Calculating the Normalized Maximum Likelihood (NML) codelength for non-smooth estimators, such as Lasso, has historically been hampered by high computational costs. Specifically, the geometric Propose-and-Project Metropolis-Hastings (PPMH) sampler requires inverting large matrices and computing determinants, leading to cubic scaling walls (O(N^3)) at each step. This research presents a groundbreaking, exact mathematical reformulation that circumvents these bottlenecks. By leveraging the block Schur complement and Sylvester's determinant identity, the computational complexity for both projection operator evaluation and volume factor calculation is drastically reduced.

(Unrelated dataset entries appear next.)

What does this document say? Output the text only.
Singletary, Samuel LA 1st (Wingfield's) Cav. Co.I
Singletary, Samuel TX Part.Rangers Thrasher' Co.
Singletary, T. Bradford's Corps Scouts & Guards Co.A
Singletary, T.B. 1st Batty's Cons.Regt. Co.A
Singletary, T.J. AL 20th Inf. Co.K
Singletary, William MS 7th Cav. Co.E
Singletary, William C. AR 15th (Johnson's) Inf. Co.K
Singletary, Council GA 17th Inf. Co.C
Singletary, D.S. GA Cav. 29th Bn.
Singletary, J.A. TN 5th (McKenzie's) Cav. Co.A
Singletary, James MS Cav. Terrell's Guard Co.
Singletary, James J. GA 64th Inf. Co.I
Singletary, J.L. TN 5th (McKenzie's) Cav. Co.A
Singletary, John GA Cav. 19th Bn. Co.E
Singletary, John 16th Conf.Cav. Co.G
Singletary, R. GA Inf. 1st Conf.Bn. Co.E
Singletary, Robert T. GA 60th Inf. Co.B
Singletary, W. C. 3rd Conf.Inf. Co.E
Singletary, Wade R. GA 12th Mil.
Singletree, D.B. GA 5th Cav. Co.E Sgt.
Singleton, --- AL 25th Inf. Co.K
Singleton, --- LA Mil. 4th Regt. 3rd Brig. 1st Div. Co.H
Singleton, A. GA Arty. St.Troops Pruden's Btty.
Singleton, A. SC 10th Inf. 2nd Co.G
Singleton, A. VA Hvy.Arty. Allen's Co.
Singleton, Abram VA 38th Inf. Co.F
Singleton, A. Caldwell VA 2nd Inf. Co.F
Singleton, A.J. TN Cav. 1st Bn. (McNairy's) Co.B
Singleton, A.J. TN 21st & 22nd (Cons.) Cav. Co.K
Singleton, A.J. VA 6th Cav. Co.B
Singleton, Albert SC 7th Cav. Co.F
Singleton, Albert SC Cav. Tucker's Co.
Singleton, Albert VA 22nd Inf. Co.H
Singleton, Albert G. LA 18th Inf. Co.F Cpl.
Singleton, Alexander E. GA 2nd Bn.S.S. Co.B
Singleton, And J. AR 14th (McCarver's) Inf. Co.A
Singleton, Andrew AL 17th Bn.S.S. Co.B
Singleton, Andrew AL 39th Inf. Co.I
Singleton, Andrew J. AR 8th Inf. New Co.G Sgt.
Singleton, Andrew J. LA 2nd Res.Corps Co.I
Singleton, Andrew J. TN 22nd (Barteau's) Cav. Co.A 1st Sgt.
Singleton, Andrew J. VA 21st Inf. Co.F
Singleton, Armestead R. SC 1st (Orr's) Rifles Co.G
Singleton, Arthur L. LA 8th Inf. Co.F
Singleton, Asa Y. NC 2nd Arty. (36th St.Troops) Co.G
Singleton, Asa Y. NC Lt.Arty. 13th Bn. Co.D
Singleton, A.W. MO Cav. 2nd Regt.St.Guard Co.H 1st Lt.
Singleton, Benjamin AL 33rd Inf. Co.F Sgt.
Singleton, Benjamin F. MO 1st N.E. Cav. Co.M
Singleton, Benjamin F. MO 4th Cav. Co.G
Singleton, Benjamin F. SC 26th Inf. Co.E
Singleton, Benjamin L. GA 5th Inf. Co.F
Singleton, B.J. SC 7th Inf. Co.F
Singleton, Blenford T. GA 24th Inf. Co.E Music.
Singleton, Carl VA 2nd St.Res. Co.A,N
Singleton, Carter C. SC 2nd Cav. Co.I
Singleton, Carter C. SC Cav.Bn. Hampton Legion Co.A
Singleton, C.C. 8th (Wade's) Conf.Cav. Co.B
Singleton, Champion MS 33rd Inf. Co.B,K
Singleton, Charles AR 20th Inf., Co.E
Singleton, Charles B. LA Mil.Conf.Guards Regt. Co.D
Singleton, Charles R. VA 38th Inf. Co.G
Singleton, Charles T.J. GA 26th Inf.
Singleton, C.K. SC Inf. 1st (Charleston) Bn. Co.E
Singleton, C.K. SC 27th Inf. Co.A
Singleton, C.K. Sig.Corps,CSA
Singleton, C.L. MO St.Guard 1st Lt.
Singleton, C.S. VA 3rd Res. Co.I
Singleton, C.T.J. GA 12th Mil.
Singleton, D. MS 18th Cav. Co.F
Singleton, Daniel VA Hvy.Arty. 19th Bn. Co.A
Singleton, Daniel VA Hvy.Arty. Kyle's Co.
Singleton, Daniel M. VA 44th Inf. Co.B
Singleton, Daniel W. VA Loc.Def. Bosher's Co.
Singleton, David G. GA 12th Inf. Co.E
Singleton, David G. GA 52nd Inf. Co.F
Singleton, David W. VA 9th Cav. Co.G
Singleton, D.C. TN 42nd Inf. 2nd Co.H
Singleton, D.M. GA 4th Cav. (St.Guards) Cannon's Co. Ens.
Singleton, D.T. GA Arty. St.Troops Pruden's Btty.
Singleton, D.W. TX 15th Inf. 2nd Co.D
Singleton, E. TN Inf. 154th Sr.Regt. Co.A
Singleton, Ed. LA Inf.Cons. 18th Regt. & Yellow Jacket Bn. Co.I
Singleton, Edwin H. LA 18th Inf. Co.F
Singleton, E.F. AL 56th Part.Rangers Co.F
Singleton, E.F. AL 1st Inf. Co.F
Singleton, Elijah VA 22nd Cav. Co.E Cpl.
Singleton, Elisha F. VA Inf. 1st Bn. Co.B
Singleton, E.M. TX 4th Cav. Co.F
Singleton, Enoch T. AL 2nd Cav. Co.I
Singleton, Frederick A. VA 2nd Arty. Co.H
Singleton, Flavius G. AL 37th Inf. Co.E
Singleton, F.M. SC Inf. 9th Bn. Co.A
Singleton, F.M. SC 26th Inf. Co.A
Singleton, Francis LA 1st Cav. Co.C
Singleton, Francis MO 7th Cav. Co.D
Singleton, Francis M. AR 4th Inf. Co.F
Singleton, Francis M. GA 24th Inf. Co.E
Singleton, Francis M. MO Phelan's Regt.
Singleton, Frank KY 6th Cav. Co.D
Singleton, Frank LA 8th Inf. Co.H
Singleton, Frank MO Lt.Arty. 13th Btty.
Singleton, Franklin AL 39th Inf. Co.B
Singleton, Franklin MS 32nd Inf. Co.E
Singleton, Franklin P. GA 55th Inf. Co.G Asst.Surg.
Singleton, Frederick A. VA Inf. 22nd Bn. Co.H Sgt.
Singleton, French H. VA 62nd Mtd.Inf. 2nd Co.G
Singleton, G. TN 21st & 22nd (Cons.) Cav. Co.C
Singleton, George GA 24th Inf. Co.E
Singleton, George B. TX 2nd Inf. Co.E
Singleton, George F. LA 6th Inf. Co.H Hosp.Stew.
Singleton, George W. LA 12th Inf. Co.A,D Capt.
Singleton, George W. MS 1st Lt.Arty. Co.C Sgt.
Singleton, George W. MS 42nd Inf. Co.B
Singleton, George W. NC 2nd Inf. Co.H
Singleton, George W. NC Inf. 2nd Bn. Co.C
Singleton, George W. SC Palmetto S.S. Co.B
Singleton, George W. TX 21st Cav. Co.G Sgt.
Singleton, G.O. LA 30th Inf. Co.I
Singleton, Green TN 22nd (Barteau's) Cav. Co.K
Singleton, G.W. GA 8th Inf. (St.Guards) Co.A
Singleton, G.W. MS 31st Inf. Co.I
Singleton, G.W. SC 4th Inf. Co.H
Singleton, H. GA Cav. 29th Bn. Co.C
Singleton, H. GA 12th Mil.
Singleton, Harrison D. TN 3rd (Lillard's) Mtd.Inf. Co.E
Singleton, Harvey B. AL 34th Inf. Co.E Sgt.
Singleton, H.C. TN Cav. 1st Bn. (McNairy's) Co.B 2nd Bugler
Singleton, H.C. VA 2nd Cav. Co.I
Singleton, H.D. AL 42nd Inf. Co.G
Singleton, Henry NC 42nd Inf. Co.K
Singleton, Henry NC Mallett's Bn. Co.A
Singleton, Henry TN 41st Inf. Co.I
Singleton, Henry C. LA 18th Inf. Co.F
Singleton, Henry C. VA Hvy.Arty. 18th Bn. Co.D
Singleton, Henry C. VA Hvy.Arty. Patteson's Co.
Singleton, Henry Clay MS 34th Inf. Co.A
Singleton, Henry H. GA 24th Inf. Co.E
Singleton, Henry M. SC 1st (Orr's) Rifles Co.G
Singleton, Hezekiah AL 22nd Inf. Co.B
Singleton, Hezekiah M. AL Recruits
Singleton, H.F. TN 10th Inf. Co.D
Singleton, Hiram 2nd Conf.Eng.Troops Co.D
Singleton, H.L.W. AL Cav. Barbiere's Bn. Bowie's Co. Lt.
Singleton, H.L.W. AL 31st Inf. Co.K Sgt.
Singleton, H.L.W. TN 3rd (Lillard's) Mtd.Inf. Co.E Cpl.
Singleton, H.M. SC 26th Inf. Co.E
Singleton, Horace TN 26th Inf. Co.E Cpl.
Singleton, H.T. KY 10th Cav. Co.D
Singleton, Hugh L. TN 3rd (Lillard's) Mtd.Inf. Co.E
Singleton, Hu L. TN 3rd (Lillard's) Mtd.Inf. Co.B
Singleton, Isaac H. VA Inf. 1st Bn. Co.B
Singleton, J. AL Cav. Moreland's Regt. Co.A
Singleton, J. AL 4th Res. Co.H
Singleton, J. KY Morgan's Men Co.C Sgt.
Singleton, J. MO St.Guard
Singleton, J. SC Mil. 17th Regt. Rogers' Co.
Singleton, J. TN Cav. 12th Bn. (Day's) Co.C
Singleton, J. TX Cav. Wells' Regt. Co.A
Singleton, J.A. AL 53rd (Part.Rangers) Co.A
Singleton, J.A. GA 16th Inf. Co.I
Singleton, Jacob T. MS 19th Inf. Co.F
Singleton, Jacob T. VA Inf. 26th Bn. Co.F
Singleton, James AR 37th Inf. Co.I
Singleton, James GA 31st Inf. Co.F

The new method achieves a complexity of O(k^3 + N^2k) per step, where k is typically much smaller than N. The dimensionality reduction is generalized to other models like Sparse Support Vector Machines, Elastic Net, and Group Lasso. A rigorous numerical stability analysis is provided, and empirical benchmarks on high-dimensional datasets confirm a constant speedup exceeding 14,100 times, while maintaining double-precision numerical equivalence. This makes exact non-smooth NML estimation highly tractable for large-scale statistical inference, opening new possibilities for complex model analysis.